Blaine’s mum is much more a fan of the Macabees than Mystery Jets, and always urges her family to be more like their chart rivals.
Blaine said: "She’s like, ‘Can’t you make it more about those Maccabees songs…’
Henry added: "[She says] ‘They write about big swimming pools, you are always writing about big subjects, can’t you get down to earth?’ "
And the ‘Telomere’ hitmakers – which also include William Rees, Jack Flanagan, and Kapil Trivedi – have even sampled the family matriarch in the background of their songs.
Henry said: "She’s featured on a couple of records doing the washing up in the background, on ‘Little Bag of Hair’ she’s dropping plates, and you can hear her going, ‘Do you know dinner’s ready Blaine?’, ‘Just a minute mum I’m singing’."
When they are writing together, Blaine loves the way his father will dive into a "stack of books" to come up with some references he wouldn’t otherwise have known.
He told BANG Showbiz: "Henry is the key of cross-referencing so I’ll say I’ve got this bit of music I’m working on and it might be about this or stem from this feeling and he’ll say give me a minute and he disappears into the library and comes back with a stack of books.

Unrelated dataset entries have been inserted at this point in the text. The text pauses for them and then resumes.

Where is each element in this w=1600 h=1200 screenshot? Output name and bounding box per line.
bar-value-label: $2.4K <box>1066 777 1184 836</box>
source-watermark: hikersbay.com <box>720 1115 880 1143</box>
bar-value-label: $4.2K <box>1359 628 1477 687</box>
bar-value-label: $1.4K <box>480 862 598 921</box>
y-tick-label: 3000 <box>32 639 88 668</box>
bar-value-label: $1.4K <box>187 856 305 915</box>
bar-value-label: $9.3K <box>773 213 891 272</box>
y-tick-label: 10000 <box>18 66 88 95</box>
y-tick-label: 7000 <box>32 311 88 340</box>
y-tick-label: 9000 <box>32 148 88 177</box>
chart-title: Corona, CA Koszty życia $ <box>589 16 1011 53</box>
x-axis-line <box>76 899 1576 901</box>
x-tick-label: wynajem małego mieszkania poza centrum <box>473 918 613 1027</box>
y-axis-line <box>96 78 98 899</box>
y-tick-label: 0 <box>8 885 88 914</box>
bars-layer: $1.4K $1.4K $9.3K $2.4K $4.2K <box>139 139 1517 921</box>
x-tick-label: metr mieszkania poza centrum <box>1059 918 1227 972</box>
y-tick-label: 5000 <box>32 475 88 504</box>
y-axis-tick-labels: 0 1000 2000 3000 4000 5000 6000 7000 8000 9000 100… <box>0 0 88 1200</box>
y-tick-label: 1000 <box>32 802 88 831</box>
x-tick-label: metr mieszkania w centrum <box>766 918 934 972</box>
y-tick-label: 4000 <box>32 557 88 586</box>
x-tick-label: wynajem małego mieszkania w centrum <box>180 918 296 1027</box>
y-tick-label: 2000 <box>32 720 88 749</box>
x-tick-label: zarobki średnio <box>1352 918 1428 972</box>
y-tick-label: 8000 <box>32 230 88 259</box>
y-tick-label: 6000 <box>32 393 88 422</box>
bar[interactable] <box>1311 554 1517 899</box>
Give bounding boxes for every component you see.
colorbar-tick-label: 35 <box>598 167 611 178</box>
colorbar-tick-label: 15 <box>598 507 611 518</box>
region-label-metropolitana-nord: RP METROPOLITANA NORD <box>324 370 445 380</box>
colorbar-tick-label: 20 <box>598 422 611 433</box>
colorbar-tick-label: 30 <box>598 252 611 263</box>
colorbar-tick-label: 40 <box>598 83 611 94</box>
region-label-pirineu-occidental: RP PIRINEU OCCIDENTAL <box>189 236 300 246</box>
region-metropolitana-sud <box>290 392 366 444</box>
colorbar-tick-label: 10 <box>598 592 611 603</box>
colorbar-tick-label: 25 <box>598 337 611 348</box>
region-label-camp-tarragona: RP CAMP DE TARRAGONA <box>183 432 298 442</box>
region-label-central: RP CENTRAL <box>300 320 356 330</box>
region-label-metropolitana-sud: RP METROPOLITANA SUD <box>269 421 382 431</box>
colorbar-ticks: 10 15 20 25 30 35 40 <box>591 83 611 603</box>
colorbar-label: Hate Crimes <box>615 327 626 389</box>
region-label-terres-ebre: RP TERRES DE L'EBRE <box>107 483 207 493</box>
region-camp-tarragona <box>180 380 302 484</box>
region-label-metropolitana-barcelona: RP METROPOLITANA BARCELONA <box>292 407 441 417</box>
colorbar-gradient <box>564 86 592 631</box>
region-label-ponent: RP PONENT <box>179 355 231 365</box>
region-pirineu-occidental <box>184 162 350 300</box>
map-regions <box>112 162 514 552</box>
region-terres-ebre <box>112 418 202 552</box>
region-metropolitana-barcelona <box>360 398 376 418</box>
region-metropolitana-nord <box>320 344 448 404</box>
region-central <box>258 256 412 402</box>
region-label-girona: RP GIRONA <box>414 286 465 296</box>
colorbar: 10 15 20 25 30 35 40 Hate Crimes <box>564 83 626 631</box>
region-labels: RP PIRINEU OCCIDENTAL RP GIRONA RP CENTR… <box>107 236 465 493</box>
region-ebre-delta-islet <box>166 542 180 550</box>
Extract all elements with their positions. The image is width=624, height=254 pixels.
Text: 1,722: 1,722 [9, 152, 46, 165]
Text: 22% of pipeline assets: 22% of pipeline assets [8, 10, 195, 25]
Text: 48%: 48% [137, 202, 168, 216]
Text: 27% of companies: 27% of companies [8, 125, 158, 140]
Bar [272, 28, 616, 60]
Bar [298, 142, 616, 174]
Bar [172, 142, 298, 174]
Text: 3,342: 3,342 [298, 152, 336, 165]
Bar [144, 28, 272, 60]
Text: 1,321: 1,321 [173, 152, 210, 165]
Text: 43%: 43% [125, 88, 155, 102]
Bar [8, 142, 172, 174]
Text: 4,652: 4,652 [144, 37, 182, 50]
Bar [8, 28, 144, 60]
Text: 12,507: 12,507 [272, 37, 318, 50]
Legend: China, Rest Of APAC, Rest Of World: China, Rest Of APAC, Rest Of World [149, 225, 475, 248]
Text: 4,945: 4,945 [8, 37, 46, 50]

"I love that, that is so not a part of how my generation work, we’ve got Google, whereas Henry will have this stack of literature and we actually come up with results and long syllabic words that probably I’d never dream of being in my vocabulary so that’s fantastic."
Henry added: "We simplify and simplify, but a lot of the complex ideas underlie the tracks like ‘Telomere’."